New Jersey Appellate Division Disallows Attorney's Fees Pursuant to the Offer of Judgment Rule, as Part of a High-Low Agreement

04.06.17

In a recently published decision, Serico v. Rothberg, 2017 N.J. Super. LEXIS 19 (Feb.16, 2017), the New Jersey Appellate Division affirmed the Trial Court's denial of attorney's fees and costs pursuant to the Offer of Judgment rule, where the parties had entered into a High-Low agreement capping the plaintiff's recovery to $1 million dollars, and where the plaintiff did not preserve her right to counsel fees as part of the High-Low agreement.

In this case, the plaintiff brought a medical malpractice action based upon an alleged failure to diagnose the plaintiff's colon cancer. While the case was awaiting a trial date, the plaintiff made an offer to accept a judgment in the amount of $750,000, in accordance with R.4:58-1 et seq. The offer-of judgment rule permits a party to offer to take a monetary judgment or to allow judgment to be taken against it for a sum certain. If the offer is not accepted, and the claimant obtains a monetary judgment that is 120 percent of the offer or more, the claimant is permitted costs of suit and "all reasonable litigation expenses incurred following non-acceptance." R. 4-58-2(a).

The defendant did not respond to the plaintiff's offer.
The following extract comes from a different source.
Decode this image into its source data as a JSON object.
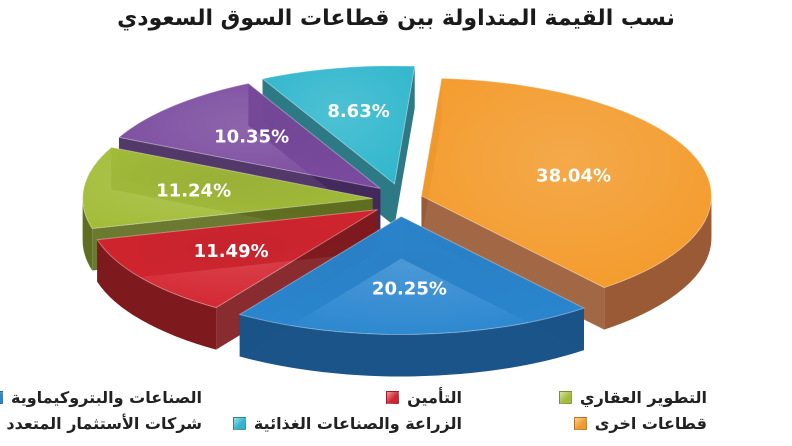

During the ensuing trial, while the jury was deliberating, the parties entered into a High-Low agreement, which is a settlement that guarantees a plaintiff a minimum recovery and limits a defendant's exposure to an agreed upon amount, regardless of the jury's award. The agreement, as placed on the record by counsel, provided for a "low" of $300,000 and a "high" of $1 million. When counsel placed the terms of the settlement on the record, no one mentioned the plaintiff's potential entitlement to recover fees. It was agreed, however, that the plaintiff's medical expenses would be subsumed within the amount of the High-Low agreement.

The jury ultimately returned a verdict in the amount of $6 million dollars. As a result, the plaintiff was entitled to entry of a judgment pursuant to the High-Low agreement in the amount of $1 million dollars, which was more than the 120 percent of the amount of the initial offer of judgment. Because the judgment exceeded the Rule's 120 percent threshold, the plaintiff filed a motion for an award of attorney's fees and costs. The Trial Court denied the motion and this appeal followed.

In affirming the Trial Court's decision, the Appellate Division recognized that High-Low agreements, like any contract "are to be enforced as written," and that the parties' High-Low agreement made no mention of the effect of the defendant's rejection of the offer of judgment, or the plaintiff's entitlement to counsel fees or other remedies based upon the amount of the judgment entered after the jury's verdict. Inasmuch as the plaintiff did not come forward with any evidence that she preserved her rights under the Rule, the Court determined that the plaintiff was not entitled to any other payments. 

Comment: Counsel should ensure that issues such as pre-judgment interest, costs and counsel fees are fully addressed and placed on the record, as part of any High-Low settlement. The take-away from this case is that any claims beyond the "High" in a High- Low agreement are considered encompassed within a negotiated settlement and therefore must be specifically contained in the High-Low agreement or expressly preserved on the record.